One such case was 22-year-old Nick England of Virginia, who died by suicide in 2017, less than two weeks after starting montelukast. His father, Robert England, recalls that Nick was healthy with no prior mental health concerns but experienced difficulty sleeping shortly before his death. “He was on that medication for just days, literally just days,” England said. “It completely changed the trajectory of our lives.”

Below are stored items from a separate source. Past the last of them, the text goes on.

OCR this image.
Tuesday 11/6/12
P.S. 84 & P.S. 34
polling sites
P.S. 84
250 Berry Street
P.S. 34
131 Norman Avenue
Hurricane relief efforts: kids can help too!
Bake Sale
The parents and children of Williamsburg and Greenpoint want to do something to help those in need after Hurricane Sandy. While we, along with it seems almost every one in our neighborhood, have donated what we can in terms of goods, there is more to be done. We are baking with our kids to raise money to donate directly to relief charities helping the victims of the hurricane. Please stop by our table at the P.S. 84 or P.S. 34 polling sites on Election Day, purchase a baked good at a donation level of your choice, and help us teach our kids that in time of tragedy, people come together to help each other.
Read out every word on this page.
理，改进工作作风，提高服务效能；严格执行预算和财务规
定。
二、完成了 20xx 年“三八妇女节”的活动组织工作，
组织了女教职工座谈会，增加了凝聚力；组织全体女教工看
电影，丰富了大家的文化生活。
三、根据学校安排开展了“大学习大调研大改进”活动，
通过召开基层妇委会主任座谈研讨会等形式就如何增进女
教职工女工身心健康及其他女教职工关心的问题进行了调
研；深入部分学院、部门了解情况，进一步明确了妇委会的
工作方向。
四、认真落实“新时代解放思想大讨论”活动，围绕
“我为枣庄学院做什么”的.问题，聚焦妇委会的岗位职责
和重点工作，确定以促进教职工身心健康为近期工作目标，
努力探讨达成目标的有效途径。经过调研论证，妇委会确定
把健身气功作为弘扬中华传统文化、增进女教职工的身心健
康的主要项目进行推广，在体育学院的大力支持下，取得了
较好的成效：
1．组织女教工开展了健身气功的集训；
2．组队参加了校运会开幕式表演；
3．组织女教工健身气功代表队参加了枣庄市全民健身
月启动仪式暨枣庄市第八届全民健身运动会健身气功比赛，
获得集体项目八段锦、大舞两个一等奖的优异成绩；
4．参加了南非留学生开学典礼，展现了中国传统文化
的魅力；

Lawsuits have alleged that Merck was aware of montelukast’s potential to affect the brain early in its development but downplayed these risks in communications with regulators. Many of these cases remain unresolved. Like the others—insistent that their son had no history of mental health problems—following his death, England’s parents began exploring a lawsuit against Merck, along with the manufacturer of the generic version their son took. They were shocked to learn that they had no case. Emphasizing how Merck and others remain unaccountable, Reuters wrote:
“Like countless other potential plaintiffs, they had run into one of Corporate America’s most effective liability shields: the legal doctrine of preemption, the principle that federal law supersedes state law.
Armed with U.S. Supreme Court rulings on preemption starting in the 1990s, companies increasingly argue that federally regulated products or services should be immune from lawsuits alleging state-law violations. In a new reading of an old constitutional principle, judges have held that federal law, including the decisions of U.S. regulatory agencies, should preempt, or override, state statutes that seek to hold companies accountable for harming consumers.
State laws historically have provided the legal basis for some of the most common lawsuits against U.S. companies alleging injuries, deaths, or illnesses caused by negligence or defective products.”